T5-Small Model Optimization Results

This section conveys the quantitative findings from the application of LORA and IA3 optimization techniques to the T5-Small model, measured by loss, ROUGE, and BLEU scores over successive epochs.

Baseline T5-Small Model Results

Loss: Significantly reduced from approximately 3.0 to just above 1.0.
ROUGE Scores: Varied widely with ROUGE-1 nearly reaching 0.8, ROUGE-2 oscillating around 0.6, and ROUGE-L staying within 0.2 to 0.4.
BLEU Score: Showed significant fluctuations, spanning from 0.045 to 0.075.

T5-Small Optimized with LORA

Loss: Experienced fluctuations within a range of 4.40 to 4.20.
ROUGE Scores: Both ROUGE-1 and ROUGE-2 showed high variability, with peaks close to 0.8, while ROUGE-L scores showed a more moderate variation between 0.2 to 0.6.
BLEU Score: Demonstrated noticeable variability, with the lowest point at around 0.076 and the highest above 0.084.

T5-Small Optimized with IA3

Loss: Oscillated with a general downward trend, with the highest peaks just below 4.35 and troughs around 4.20.
ROUGE Scores: ROUGE-1 and ROUGE-2 scores showed significant variability, with the former nearly hitting 0.8 and the latter peaking near 0.7, whereas ROUGE-L fluctuated between approximately 0.1 to 0.6.
BLEU Score: Displayed a general upward trend in scores, starting near 0.076 and occasionally reaching above 0.086.

Conclusion

Upon comparing the baseline and optimized models, we observed that while the loss for the baseline model reduced more significantly, the optimized models with LORA and IA3 maintained more stable loss values over epochs. The optimized models also demonstrated higher variability in ROUGE and BLEU scores, suggesting potential trade-offs between stability in loss reduction and variability in language quality metrics.

References

Vaswani, A., Shazeer, N., Parmar, N., Uszkoreit, J., Jones, L., Gomez, A. N., ... & Polosukhin, I. (2017). Attention is all you need.
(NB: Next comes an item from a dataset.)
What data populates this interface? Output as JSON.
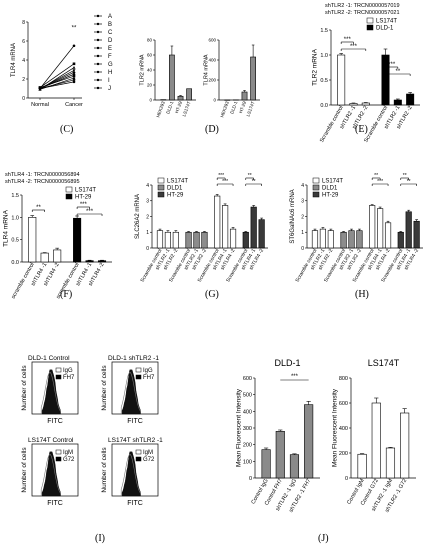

In Advances in neural information processing systems (pp. 5998-6008)
Liu, H., Tam, D., Muqeeth, M., Mohta, J., Huang, T., Bansal, M., & Raffel, C. (2022). Few-Shot Parameter-Efficient Fine-Tuning is Better and Cheaper than In-Context Learning. arXiv preprint arXiv:2205.05638.
Hu, E. J., Shen, Y., Wallis, P., Allen-Zhu, Z., Li, Y., Wang, S., Wang, L., & Chen, W. (2021). LoRA: Low-Rank Adaptation of Large Language Models. arXiv preprint arXiv:2106.09685.
Mangrulkar, S., Gugger, S., Debut, L., Belkada, Y., Paul, S., & Bossan, B. (2022). PEFT: State-of-the-art Parameter-Efficient Fine-Tuning methods. Retrieved from https://github.com/huggingface/peft

This project is licensed under the Apache-2.0 License - see the LICENSE file for details.